Une forêt de cordes. Tendues du sol au plafond comme autant d'obstacles aux amours idéales. C'est que, dans Le Songe d'une nuit d'été de Shakespeare, seuls le roi Thésée et la reine Hippolyte filent une union paisible. Les autres couples s'agitent et s'affrontent, cette nuit de folie, dans un ballet de sortilèges et de défis. D'où le décor toile d'araignée de Pietro Musillo, qui raconte bien cet empêchement permanent. Mais rien de tragique dans ce spectacle qui ouvre la saison du Théâtre de l'Orangerie, à Genève: à l'image de son truculent metteur en scène Frédéric Polier, cette création à grande distribution (douze comédiens) privilégie l'esprit potache sur les tourments du sentiment.

Le spectacle devait être facétieux et vénéneux, disait le metteur en scène et directeur des lieux. Chatouiller, mais aussi piquer. Comme ces fleurs qui cachent leurs épines sous des pétales accorts. A l'arrivée, oublié le venin. C'est très nettement le rire qui domine dans cette pochade pour amoureux effarés, lutins malins et comédiens improvisés. Seul Obéron (Pietro Musillo), visage de cendre perché sur les hauteurs du plateau, apporte une touche plus sévère. Depuis les cintres, le roi des elfes contemple froidement ce petit monde en ébullition et son expression figée dit mieux que les mots à quel point, de loin, les tribulations humaines peuvent lasser... Mais Shakespeare, lui, aime tous ses personnages et, même en les bousculant, il les défend avec talent. La jeune Hermia, par exemple. Fille d'Egée (Bernard Escalon), la belle doit d'abord évincer un promis encombrant (François Nadin, parfait en soupirant coincé) pour épouser le Lysandre de son cœur. Mais voilà qu'un filtre et une poignée d'heures plus tard, elle passe du statut de doublement aimée à celui de teigne détestée. «Arrière, Ethiopienne!» lui lance même son Lysandre aveuglé.

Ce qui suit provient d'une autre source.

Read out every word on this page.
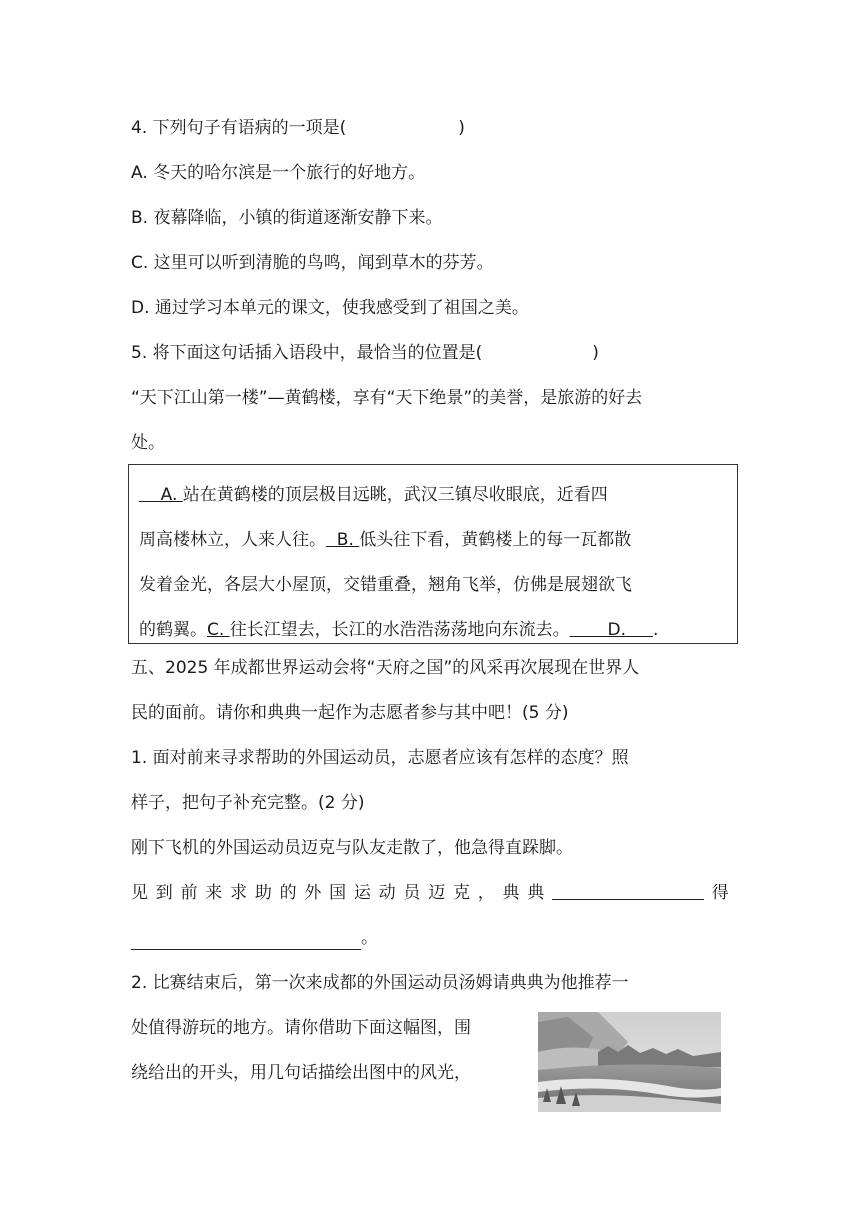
4. 下列句子有语病的一项是(	)
A. 冬天的哈尔滨是一个旅行的好地方。
B. 夜幕降临，小镇的街道逐渐安静下来。
C. 这里可以听到清脆的鸟鸣，闻到草木的芬芳。
D. 通过学习本单元的课文，使我感受到了祖国之美。
5. 将下面这句话插入语段中，最恰当的位置是(	)
“天下江山第一楼”—黄鹤楼，享有“天下绝景”的美誉，是旅游的好去
处。
A. 站在黄鹤楼的顶层极目远眺，武汉三镇尽收眼底，近看四
周高楼林立，人来人往。  B. 低头往下看，黄鹤楼上的每一瓦都散
发着金光，各层大小屋顶，交错重叠，翘角飞举，仿佛是展翅欲飞
的鹤翼。C. 往长江望去，长江的水浩浩荡荡地向东流去。       D.     .
五、2025 年成都世界运动会将“天府之国”的风采再次展现在世界人
民的面前。请你和典典一起作为志愿者参与其中吧！(5 分)
1. 面对前来寻求帮助的外国运动员，志愿者应该有怎样的态度？照
样子，把句子补充完整。(2 分)
刚下飞机的外国运动员迈克与队友走散了，他急得直跺脚。
见 到 前 来 求 助 的 外 国 运 动 员 迈 克 ， 典 典	得
。
2. 比赛结束后，第一次来成都的外国运动员汤姆请典典为他推荐一
处值得游玩的地方。请你借助下面这幅图，围
绕给出的开头，用几句话描绘出图中的风光，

La salle rit. Autant de la réplique que du geste. Car, à ce moment, Geneviève Pasquier est agrippée au torse d'Olivier Yglesias qui se débat de haut en bas pour se débarrasser.

Ce jeu physique et tactile, une constante dans le spectacle, vaut aussi pour le monde des fées. Sous l'effet d'un charme, la reine Titania (Céline Goorgmaghtigh) tâte les chairs généreuses de Bottom aux oreilles d'âne (Thierry Joran); Nathalie Cuenet compose une fée fêlée et frétillante. Quant à Puck, le lutin larbin, il bénéficie des talents d'expression et de mouvement d'un François Florey, tordu à souhait. L'obscénité fait d'ailleurs aussi partie du vocabulaire de la soirée. Langues qui se croisent, coups de bassin et sexes palpés: avec Polier, on est plus dans les tavernes shakespeariennes du XVIe siècle que dans les couloirs austères d'un palais. D'autant qu'ici, la musique, originale et souvent joviale, est jouée en direct (Pierre Omer, Julien Israelian et Philippe Kohler). Une manière fraternelle d'envisager le théâtre.